Plot model residuals for both linear regression and random forest

  • The plot below shows that the residuals are significantly reduced by the random forest model.
  • However there are still a small number of large residuals remaining.

What dates do largest residuals fall on?

Sorting by residual, we can see that a lot of the largest negative residuals (model overpredicts actual value) occur near holidays (July 4th, Christmas, Thanksgiving).
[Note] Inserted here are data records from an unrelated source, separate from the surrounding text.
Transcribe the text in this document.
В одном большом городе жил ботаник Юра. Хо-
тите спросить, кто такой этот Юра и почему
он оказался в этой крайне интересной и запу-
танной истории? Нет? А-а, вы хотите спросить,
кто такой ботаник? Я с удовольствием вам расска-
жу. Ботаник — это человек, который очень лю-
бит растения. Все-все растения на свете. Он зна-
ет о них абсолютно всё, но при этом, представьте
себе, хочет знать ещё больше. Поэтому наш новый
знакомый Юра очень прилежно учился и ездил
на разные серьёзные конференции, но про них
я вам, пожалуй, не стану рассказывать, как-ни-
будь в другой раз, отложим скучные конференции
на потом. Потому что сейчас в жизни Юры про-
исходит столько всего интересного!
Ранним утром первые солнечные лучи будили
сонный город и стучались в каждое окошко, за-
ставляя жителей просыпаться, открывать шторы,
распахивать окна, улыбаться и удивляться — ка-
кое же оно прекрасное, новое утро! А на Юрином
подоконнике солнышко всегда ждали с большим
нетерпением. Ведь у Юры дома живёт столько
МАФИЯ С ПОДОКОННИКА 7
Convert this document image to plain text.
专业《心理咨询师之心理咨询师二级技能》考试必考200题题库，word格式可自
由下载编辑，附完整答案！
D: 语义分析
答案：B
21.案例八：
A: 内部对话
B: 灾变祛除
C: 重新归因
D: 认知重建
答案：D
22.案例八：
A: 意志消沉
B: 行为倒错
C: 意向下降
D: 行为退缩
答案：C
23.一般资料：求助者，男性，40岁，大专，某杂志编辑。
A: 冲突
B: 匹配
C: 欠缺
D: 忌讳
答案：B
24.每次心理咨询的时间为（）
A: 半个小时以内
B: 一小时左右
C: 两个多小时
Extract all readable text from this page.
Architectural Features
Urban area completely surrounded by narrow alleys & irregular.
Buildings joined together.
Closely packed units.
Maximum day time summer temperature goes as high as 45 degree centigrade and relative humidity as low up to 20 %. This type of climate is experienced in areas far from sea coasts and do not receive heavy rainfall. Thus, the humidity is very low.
We did include holidays in the model, but the day or two before/after a holiday are also strongly affected. This makes sense; people often take off multiple days or a long weekend for big holidays. If really wanted to try to capture this behavior, we might create a ‘near holiday’ variable this is 1 on the day or two before/after a holiday.

X2 = df_comb.copy()
# add residuals
X2['resid'] = y - reg.predict(X_all)
X2[['resid','date']].sort_values('resid').head(10)
resid date
4 -23457.483704 2013-07-05
1094 -23002.179137 2016-12-25
15 -20979.056450 2013-07-18
3 -20503.650893 2013-07-04
1099 -20413.004310 2017-01-02
16 -19863.673724 2013-07-19
779 -19483.244629 2015-12-24
5 -19107.903351 2013-07-06
7 -17724.623738 2013-07-08
1065 -17219.932118 2016-11-25

Looking at the positive residuals (model underestimates actual values), there isn’t any obvious pattern that jumps out to me. These could be days there were special events (races, concerts etc.) that disrupted the usual transportation patterns.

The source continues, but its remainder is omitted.